In this class, we are learning how to be journalists. But who do we really represent with the stories we’re writing?

When I worked at the Spectrum and needed to talk to someone, I always had that piece of information to fall back on — that I worked at the Spectrum.

The person I was interviewing then trusted me to accurately and honestly attribute their quotes and information in a legitimate publication.

That leads me to a major concern I have about our assignment for this class. If I have to call someone like Gerald Schoenle, chief of University Police, for the article we’re supposed to write, how do I approach him?

More importantly, how do I present myself?

In a time when we are questioning who a journalist really is, how do I call an expert for statistics and insight without any credibility to my name?

Essentially, I’m writing a paper for a class. But writing a news piece is really so much more than that. Journalism sometimes forces us to look past the basic facts and ask, “Why?” You don’t get that with your run-of-the-mill term paper.

But in the context of this class, we’re more students than journalists.

There’s no way Deep Throat would have talked to Woodward if Woodward was simply a student in English 106.

Now I know we’re not working on stories of that magnitude, with anonymous sources and the like, but why should anyone take little old me seriously if were I to call a department within the university and ask for information, irregardless if that information is public knowledge?

How do I ensure that it’s all done in a professional manner, even if the story I’m writing may never see print in any public periodical?

One response to “Who are we?

  1. Chris,

    Content: 4 Good points. Timely. Related to class assignments. Watch your headlines. Make sure you include keywords.

    You raise good questions. Luckily I have answers:
    1. As you know, much of journalism is about attitude. Speak professionally, look responsible, show up on time, return calls/mails and sources will take you seriously, even if you don’t have a paper behind you or the article never sees print.

    2. People love to talk. You will be surprised how much and how little they care about your credentials. I’m not talking about the White House here, but I don’t think campus officials will ignore you or treat you with indifference. (If, however, you run into a problem, let me know.)
    3. Increasingly, bloggers are uncovering stories without the backing/clout of big papers. They are doing it through attention to detail and hard work. (It was a blogger remember who brought down Dan Rather (ask me if you don’t know about this). It’s bloggers who are revealing inconsistencies in candidate’s promises, irregularities within local governments and social injustice.) Woodward and Bernstein had the backing of the WP, but they were young and inexperienced when they broke the Watergate story. But they were also tenacious, energetic and diligent. You can be, too.

    Links: 2 I found your links rather dull. The Whoopi Goldberg link has no real relevance that I can see. Bias in news and Fox is a separate issue from what you are saying. The Poynter link is fine, but not fabulous. (Did you learn something from the piece? ) What value does seeing the clip of Redford serve? It doesn’t bring anything to the piece or take what you are saying somewhere new.

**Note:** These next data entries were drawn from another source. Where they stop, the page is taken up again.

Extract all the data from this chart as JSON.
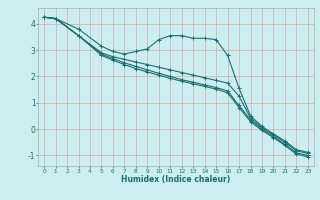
{
  "xlabel": "Humidex (Indice chaleur)",
  "bg_color": "#cceef0",
  "grid_color": "#d4aaaa",
  "line_color": "#1a7070",
  "xlim": [
    -0.5,
    23.5
  ],
  "ylim": [
    -1.4,
    4.6
  ],
  "yticks": [
    -1,
    0,
    1,
    2,
    3,
    4
  ],
  "xticks": [
    0,
    1,
    2,
    3,
    4,
    5,
    6,
    7,
    8,
    9,
    10,
    11,
    12,
    13,
    14,
    15,
    16,
    17,
    18,
    19,
    20,
    21,
    22,
    23
  ],
  "line1": {
    "x": [
      0,
      1,
      3,
      5,
      6,
      7,
      8,
      9,
      10,
      11,
      12,
      13,
      14,
      15,
      16,
      17,
      18,
      19,
      20,
      21,
      22,
      23
    ],
    "y": [
      4.25,
      4.2,
      3.8,
      3.15,
      2.95,
      2.85,
      2.95,
      3.05,
      3.4,
      3.55,
      3.55,
      3.45,
      3.45,
      3.4,
      2.8,
      1.55,
      0.5,
      0.1,
      -0.18,
      -0.45,
      -0.78,
      -0.88
    ]
  },
  "line2": {
    "x": [
      0,
      1,
      3,
      5,
      6,
      7,
      8,
      9,
      10,
      11,
      12,
      13,
      14,
      15,
      16,
      17,
      18,
      19,
      20,
      21,
      22,
      23
    ],
    "y": [
      4.25,
      4.2,
      3.55,
      2.9,
      2.75,
      2.65,
      2.55,
      2.45,
      2.35,
      2.25,
      2.15,
      2.05,
      1.95,
      1.85,
      1.75,
      1.25,
      0.42,
      0.05,
      -0.22,
      -0.5,
      -0.82,
      -0.92
    ]
  },
  "line3": {
    "x": [
      0,
      1,
      3,
      5,
      6,
      7,
      8,
      9,
      10,
      11,
      12,
      13,
      14,
      15,
      16,
      17,
      18,
      19,
      20,
      21,
      22,
      23
    ],
    "y": [
      4.25,
      4.2,
      3.55,
      2.85,
      2.68,
      2.52,
      2.38,
      2.25,
      2.12,
      2.0,
      1.88,
      1.78,
      1.68,
      1.58,
      1.45,
      0.9,
      0.35,
      0.0,
      -0.28,
      -0.58,
      -0.9,
      -1.0
    ]
  },
  "line4": {
    "x": [
      0,
      1,
      3,
      5,
      6,
      7,
      8,
      9,
      10,
      11,
      12,
      13,
      14,
      15,
      16,
      17,
      18,
      19,
      20,
      21,
      22,
      23
    ],
    "y": [
      4.25,
      4.2,
      3.55,
      2.8,
      2.62,
      2.45,
      2.3,
      2.17,
      2.05,
      1.93,
      1.82,
      1.72,
      1.62,
      1.52,
      1.38,
      0.82,
      0.28,
      -0.05,
      -0.32,
      -0.62,
      -0.95,
      -1.05
    ]
  }
}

In short, you can do better. Don’t get lazy with your links. Readers will know and stop coming to you.
    Grammar: 3 You are a strong writer. Clear, concise sentences.
    Try to cut even more fat. Only include words you need.
    For instance:But writing a news piece is really so much more than that.
    Do you need the really so much? See how it’s tighter without the clutter?

    Finally, your last line needs work. I have no idea what the it’s all done refers to.